Question

If \((x\sqrt{1-x^2}) \, dy - (y\sqrt{1-x^2} - x^2 \cos^{-1} x) \, dx = 0\) and \(\lim_{x \to 1^-} y(x) = 1\), then \(y\left(\frac{1}{2}\right)\) is

• A. \(\frac{\pi^2}{36}\)
• B. \(\frac{\pi^2 + 18}{36}\)
• C. \(\frac{\pi^2 - 18}{36}\)
• D. \(\frac{\pi^2}{18}\)

Answer 1

The Correct Option is B

Step 1: Understanding the Concept:
We rearrange the differential equation into the linear form \(\frac{dy}{dx} + P(x)y = Q(x)\), find the integrating factor, and solve.

Step 2: Key Formula or Approach:
\[ \frac{dy}{dx} - \frac{1}{x} y = -\frac{x \cos^{-1} x}{\sqrt{1-x^2}} \] Integrating Factor (I.F.) = \( e^{\int -1/x dx} = 1/x \).
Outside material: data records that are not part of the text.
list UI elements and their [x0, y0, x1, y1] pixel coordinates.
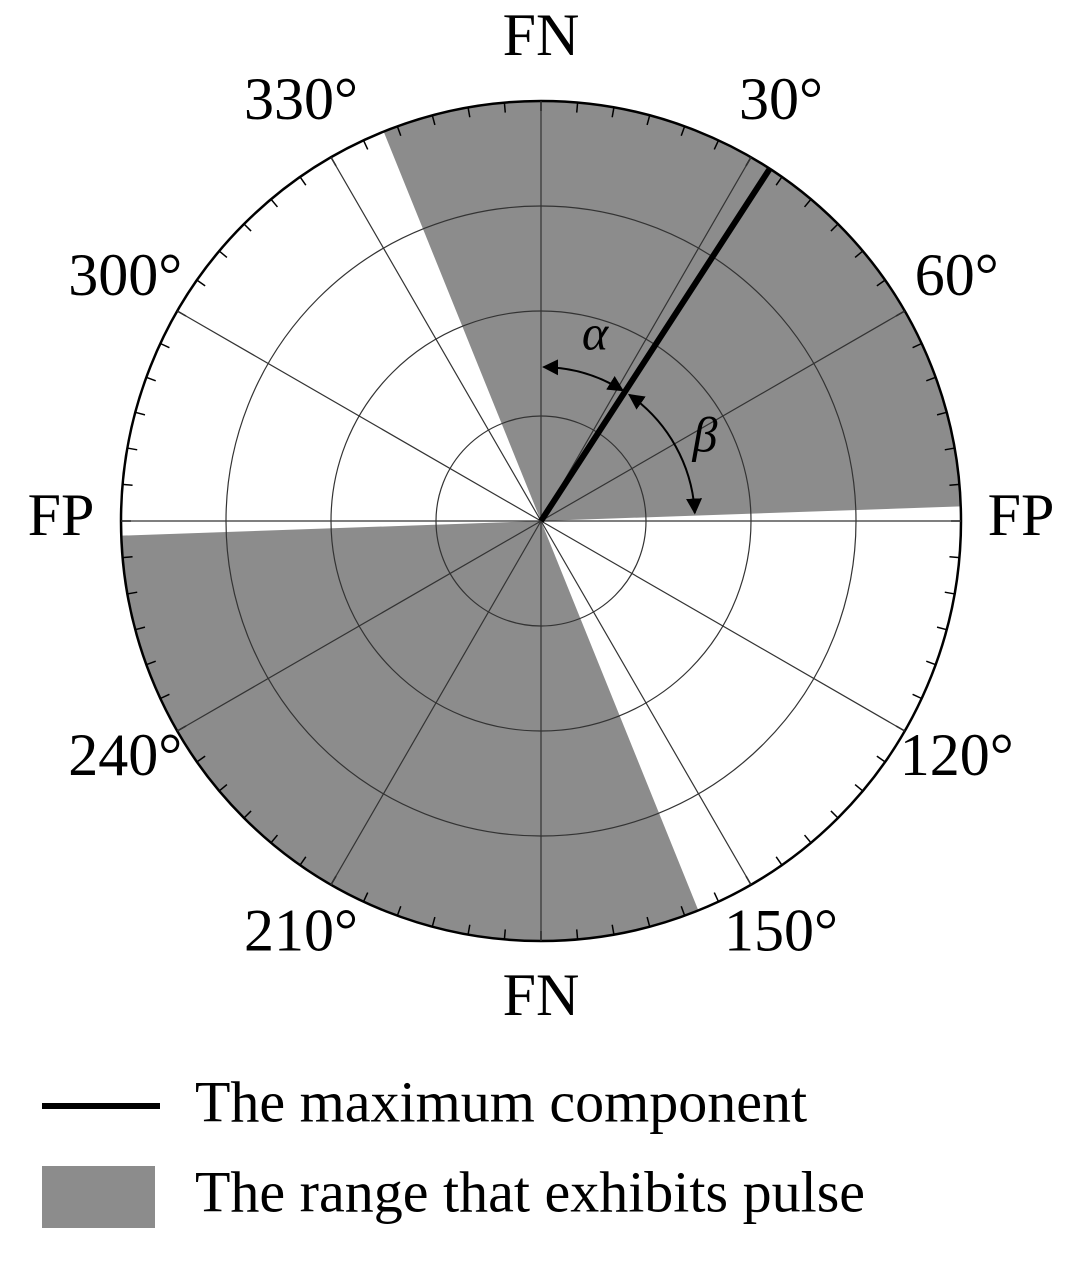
angle-label: 240°: [68, 722, 182, 788]
minor-tick: [713, 892, 720, 902]
angle-label: FN: [503, 2, 580, 68]
minor-tick: [830, 810, 839, 819]
angle-label: FP: [988, 482, 1055, 548]
angle-label: 210°: [244, 897, 358, 963]
beta-label: β: [692, 406, 718, 462]
minor-tick: [467, 107, 471, 118]
minor-tick: [876, 279, 886, 287]
angle-label: 30°: [739, 66, 823, 132]
minor-tick: [146, 660, 156, 666]
minor-tick: [949, 483, 960, 487]
alpha-arc: [542, 359, 624, 392]
spoke: [540, 156, 752, 522]
minor-tick: [243, 810, 252, 819]
legend-label: The range that exhibits pulse: [195, 1159, 865, 1224]
legend-label: The maximum component: [195, 1069, 807, 1134]
minor-tick: [775, 176, 783, 186]
angle-label: FN: [503, 962, 580, 1028]
minor-tick: [160, 693, 170, 700]
minor-tick: [196, 279, 206, 287]
minor-tick: [196, 755, 206, 763]
minor-tick: [912, 342, 922, 349]
minor-tick: [218, 250, 228, 259]
angle-label: 60°: [915, 242, 999, 308]
minor-tick: [396, 126, 402, 136]
beta-arc: [628, 393, 703, 515]
legend-swatch: [42, 1166, 155, 1228]
minor-tick: [270, 834, 279, 844]
angle-label: 300°: [68, 242, 182, 308]
minor-tick: [270, 198, 279, 208]
minor-tick: [243, 223, 252, 232]
spoke: [540, 520, 906, 732]
minor-tick: [431, 916, 436, 927]
minor-tick: [299, 176, 307, 186]
alpha-label: α: [582, 304, 610, 360]
angle-label: FP: [28, 482, 95, 548]
minor-tick: [803, 198, 812, 208]
minor-tick: [949, 555, 960, 559]
minor-tick: [936, 626, 947, 631]
minor-tick: [876, 755, 886, 763]
minor-tick: [135, 626, 146, 631]
spoke: [540, 520, 752, 886]
minor-tick: [503, 102, 507, 113]
minor-tick: [122, 483, 133, 487]
minor-tick: [503, 929, 507, 940]
minor-tick: [936, 411, 947, 416]
minor-tick: [299, 856, 307, 866]
minor-tick: [160, 342, 170, 349]
minor-tick: [775, 856, 783, 866]
minor-tick: [926, 660, 936, 666]
minor-tick: [803, 834, 812, 844]
minor-tick: [611, 924, 615, 935]
minor-tick: [575, 102, 579, 113]
minor-tick: [122, 555, 133, 559]
minor-tick: [854, 250, 864, 259]
minor-tick: [713, 140, 720, 150]
minor-tick: [830, 223, 839, 232]
spoke: [176, 520, 542, 732]
spoke: [330, 520, 542, 886]
minor-tick: [127, 447, 138, 451]
minor-tick: [467, 924, 471, 935]
minor-tick: [680, 126, 686, 136]
minor-tick: [944, 591, 955, 595]
angle-label: 330°: [244, 66, 358, 132]
spoke: [540, 310, 906, 522]
minor-tick: [218, 783, 228, 792]
minor-tick: [646, 916, 651, 927]
minor-tick: [135, 411, 146, 416]
angle-label: 150°: [724, 897, 838, 963]
minor-tick: [926, 376, 936, 382]
minor-tick: [127, 591, 138, 595]
minor-tick: [680, 906, 686, 916]
minor-tick: [611, 107, 615, 118]
angle-label: 120°: [900, 722, 1014, 788]
minor-tick: [646, 115, 651, 126]
pulse-range: [121, 521, 699, 942]
spoke: [330, 156, 542, 522]
minor-tick: [362, 140, 369, 150]
minor-tick: [575, 929, 579, 940]
minor-tick: [944, 447, 955, 451]
spoke: [176, 310, 542, 522]
minor-tick: [146, 376, 156, 382]
minor-tick: [362, 892, 369, 902]
pulse-range: [383, 100, 961, 521]
minor-tick: [431, 115, 436, 126]
minor-tick: [396, 906, 402, 916]
minor-tick: [854, 783, 864, 792]
maximum-component: [538, 167, 773, 523]
minor-tick: [912, 693, 922, 700]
Step 3: Detailed Explanation:
1. Multiply by I.F.: \[ \frac{y}{x} = \int -\frac{\cos^{-1} x}{\sqrt{1-x^2}} dx \] 2. Let \( t = \cos^{-1} x \), \( dt = -\frac{1}{\sqrt{1-x^2}} dx \): \[ \frac{y}{x} = \int t \, dt = \frac{t^2}{2} + C = \frac{(\cos^{-1} x)^2}{2} + C \] 3. Using the condition \( \lim_{x \to 1^-} y = 1 \): As \( x \to 1, \cos^{-1} x \to 0 \). \[ \frac{1}{1} = 0 + C \implies C = 1 \] 4. Equation: \( y = \frac{x(\cos^{-1} x)^2}{2} + x \). 5. Substitute \( x = 1/2 \): \[ y\left(\frac{1}{2}\right) = \frac{1}{2} \cdot \frac{(\pi/3)^2}{2} + \frac{1}{2} = \frac{\pi^2}{36} + \frac{1}{2} = \frac{\pi^2 + 18}{36} \]

Step 4: Final Answer:
The value is \(\frac{\pi^2 + 18}{36}\).